Being a Leader + Mentor
Have you previously held a leadership position as a manager of employees or interns? If your idea takes off and you receive funding and/or early revenue, you might be scaling your team quicker than you thought. You will be responsible for managing senior executives that manage junior employees. Your team, especially your youngest employees, will look to you as mentor.
Hiring + Firing Employees
If you answered yes to the last question, have you ever hired or fired an employee or intern? You will be responsible for recruiting top talent, especially during the early stages of your company. You might even have to fire an employee (or your co-founder) down the line. Sometimes you’ll hire someone and discover later that they’re not the right culture or skill-set fit. At the end of the day you have to decide what’s best for the future of your company.
You will be establishing what the most important projects your team should be working on. There will be constant shifts in priorities and deadlines based on your product roadmap and the needs of your users. Make sure you can sense when there is a need for a shift in priorities and communicate that to your team so everyone is on the same page.
Workflow + Productivity
Are you comfortable not knowing what’s coming tomorrow and the week after? There will undoubtedly be new challenges that pop-up everyday such as team disputes, a server crashing, a user issue to take care of, bugs to fix, or a client needing troubleshooting help. It will be your job to put out these fires while keeping the rest of your team focused and calm under pressure.
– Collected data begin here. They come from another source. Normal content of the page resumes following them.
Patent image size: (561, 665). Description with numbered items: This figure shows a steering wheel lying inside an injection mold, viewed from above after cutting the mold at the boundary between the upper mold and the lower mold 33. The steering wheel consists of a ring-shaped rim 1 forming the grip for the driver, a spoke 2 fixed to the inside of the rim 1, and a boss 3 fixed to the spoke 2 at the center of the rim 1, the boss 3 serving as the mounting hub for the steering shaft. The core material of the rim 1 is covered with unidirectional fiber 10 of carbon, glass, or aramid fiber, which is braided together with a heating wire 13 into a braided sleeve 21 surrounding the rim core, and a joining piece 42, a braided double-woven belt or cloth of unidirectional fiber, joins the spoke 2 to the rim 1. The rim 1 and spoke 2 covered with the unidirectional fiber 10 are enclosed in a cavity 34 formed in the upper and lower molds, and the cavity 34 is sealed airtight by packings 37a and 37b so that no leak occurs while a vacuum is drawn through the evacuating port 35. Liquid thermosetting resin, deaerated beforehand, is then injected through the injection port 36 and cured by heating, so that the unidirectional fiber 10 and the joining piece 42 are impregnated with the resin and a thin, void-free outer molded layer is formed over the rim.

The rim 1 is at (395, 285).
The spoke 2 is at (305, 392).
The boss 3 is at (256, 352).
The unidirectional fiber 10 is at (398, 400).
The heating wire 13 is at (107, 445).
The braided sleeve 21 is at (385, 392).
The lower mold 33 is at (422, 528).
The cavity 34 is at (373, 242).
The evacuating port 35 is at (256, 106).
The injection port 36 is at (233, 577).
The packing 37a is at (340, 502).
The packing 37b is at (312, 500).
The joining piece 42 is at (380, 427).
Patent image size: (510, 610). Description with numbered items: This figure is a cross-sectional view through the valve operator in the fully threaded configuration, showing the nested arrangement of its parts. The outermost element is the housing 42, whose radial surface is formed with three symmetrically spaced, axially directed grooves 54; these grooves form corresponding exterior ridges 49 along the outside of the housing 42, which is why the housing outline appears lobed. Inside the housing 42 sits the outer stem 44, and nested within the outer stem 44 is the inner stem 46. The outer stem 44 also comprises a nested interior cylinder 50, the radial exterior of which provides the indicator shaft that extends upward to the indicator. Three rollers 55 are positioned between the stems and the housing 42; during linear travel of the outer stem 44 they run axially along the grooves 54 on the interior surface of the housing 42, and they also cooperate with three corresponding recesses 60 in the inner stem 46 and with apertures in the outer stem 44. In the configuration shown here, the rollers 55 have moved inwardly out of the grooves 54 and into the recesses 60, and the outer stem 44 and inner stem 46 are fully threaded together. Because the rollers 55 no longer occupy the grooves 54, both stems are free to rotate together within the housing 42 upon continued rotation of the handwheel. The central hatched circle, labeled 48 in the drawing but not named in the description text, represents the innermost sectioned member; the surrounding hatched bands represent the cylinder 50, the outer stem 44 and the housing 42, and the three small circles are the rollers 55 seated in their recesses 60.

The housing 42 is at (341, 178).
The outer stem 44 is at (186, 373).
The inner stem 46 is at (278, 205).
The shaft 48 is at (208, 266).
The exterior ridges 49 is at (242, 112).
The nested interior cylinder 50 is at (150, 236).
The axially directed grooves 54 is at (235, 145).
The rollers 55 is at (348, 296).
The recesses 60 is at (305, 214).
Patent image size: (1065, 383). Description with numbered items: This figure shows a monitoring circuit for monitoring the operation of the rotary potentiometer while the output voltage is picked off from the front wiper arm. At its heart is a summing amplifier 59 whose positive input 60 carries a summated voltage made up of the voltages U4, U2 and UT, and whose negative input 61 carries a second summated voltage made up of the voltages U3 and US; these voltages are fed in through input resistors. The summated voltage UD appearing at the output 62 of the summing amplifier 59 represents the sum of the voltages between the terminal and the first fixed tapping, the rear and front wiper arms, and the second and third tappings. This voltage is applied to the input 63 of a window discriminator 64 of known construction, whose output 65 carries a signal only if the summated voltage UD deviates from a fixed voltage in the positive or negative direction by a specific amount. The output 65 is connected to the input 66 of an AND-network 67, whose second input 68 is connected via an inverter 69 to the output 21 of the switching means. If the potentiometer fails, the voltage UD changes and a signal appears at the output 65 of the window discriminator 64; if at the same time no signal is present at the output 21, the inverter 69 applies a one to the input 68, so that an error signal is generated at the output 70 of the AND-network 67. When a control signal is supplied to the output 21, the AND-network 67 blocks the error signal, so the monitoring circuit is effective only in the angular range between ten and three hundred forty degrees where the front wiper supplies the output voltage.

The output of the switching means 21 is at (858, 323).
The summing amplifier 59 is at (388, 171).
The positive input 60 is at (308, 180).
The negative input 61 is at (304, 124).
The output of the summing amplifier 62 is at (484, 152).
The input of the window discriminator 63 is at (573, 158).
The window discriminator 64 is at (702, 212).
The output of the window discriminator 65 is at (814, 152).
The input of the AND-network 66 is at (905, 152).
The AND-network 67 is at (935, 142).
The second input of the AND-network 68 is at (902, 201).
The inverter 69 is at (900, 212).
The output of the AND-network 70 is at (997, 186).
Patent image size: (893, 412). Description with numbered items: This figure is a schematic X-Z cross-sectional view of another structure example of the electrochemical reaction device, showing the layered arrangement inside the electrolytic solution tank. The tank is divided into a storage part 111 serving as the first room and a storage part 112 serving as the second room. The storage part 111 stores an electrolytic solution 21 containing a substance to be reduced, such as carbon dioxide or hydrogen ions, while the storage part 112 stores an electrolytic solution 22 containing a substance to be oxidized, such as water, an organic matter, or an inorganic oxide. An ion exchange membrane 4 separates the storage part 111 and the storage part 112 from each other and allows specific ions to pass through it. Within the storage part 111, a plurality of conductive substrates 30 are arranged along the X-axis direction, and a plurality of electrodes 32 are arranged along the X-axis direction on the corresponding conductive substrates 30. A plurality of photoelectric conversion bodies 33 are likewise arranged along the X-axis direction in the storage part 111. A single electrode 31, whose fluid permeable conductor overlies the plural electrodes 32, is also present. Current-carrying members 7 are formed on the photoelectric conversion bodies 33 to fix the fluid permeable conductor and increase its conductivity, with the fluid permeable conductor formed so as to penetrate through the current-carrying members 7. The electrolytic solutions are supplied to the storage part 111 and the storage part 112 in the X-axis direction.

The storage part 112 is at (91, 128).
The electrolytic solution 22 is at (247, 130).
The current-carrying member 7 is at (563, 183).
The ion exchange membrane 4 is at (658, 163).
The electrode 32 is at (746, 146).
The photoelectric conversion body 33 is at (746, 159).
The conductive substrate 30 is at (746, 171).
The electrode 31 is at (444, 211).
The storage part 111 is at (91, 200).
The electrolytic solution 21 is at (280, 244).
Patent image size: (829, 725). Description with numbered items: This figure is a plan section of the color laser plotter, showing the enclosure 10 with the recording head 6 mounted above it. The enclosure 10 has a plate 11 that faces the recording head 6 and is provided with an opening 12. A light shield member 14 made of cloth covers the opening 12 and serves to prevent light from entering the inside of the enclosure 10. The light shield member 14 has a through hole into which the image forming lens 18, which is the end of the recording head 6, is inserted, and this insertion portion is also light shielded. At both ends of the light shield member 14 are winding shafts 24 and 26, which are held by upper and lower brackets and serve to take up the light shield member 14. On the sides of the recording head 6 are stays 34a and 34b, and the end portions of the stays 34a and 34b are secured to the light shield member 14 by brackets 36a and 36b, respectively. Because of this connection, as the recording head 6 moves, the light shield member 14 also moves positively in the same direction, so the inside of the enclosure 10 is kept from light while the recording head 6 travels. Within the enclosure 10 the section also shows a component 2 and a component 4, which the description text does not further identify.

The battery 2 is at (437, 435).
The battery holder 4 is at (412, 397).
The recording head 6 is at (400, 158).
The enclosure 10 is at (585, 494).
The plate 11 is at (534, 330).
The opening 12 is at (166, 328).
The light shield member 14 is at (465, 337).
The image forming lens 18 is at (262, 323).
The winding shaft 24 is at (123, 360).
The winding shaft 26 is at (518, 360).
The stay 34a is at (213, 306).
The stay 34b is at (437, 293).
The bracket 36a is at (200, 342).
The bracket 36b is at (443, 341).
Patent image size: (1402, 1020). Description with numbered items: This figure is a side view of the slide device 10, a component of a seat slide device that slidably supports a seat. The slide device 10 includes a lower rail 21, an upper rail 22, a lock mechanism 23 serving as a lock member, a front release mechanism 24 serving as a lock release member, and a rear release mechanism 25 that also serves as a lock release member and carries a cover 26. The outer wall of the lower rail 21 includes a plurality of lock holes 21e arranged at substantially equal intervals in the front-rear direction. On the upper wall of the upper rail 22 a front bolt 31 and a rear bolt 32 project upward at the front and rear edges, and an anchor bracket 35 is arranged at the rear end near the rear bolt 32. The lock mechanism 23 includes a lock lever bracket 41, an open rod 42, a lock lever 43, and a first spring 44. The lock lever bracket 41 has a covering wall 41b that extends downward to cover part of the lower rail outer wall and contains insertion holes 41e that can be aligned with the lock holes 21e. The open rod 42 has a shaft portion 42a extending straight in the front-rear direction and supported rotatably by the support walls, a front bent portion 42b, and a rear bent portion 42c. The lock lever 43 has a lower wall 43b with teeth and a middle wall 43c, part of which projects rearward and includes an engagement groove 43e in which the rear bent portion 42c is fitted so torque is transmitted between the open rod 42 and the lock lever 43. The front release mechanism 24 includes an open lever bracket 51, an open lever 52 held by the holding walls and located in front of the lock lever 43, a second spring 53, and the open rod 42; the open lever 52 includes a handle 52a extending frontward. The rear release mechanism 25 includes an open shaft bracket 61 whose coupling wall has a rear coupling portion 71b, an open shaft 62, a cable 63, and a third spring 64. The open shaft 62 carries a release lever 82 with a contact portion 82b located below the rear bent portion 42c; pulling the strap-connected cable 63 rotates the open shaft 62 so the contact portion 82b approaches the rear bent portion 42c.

While there will be numerous challenges and “fires” to take care of, there will also be rewarding challenges, such as learning to code and picking which logo design to use for your company’s identity. You must be open to learning something new tomorrow about yourself, your team, users, product, ecosystem, etc.
Business Development + Sales
Are you skilled at selling people on ideas and products they didn’t know they need until they meet you? You will be responsible for crafting strategic partnership proposals and leading meetings with potential clients and investors. This skill-set will also come in handy when you’re recruiting and communicating your company’s story and vision to potential hires.
Making Mistakes + Learning From Them
Everyone makes mistakes. It’s all about how you fix them and the lessons you take away from the challenge. You won’t have time to dwell on your mistakes because by the time you’re done fixing one there will be something else to take care of.
There will be numerous times when you have to get up in front of a crowd to talk about your company. This might be at meetups and conferences, and pitching potential investors, advertisers and customers. You must be comfortable presenting your ideas and vision to small and large groups of people.
Not everyone is going to like your idea. You will receive feedback from multiple perspectives via your friends, family, users, clients, investors and journalists. It will be your job along with your product team to synthesize and prioritize which ideas to implement. My advice is to gage feedback based on the domain expertise of the person giving you feedback. Your mother may not know anything about your market but the potential investor who is a veteran of your space does.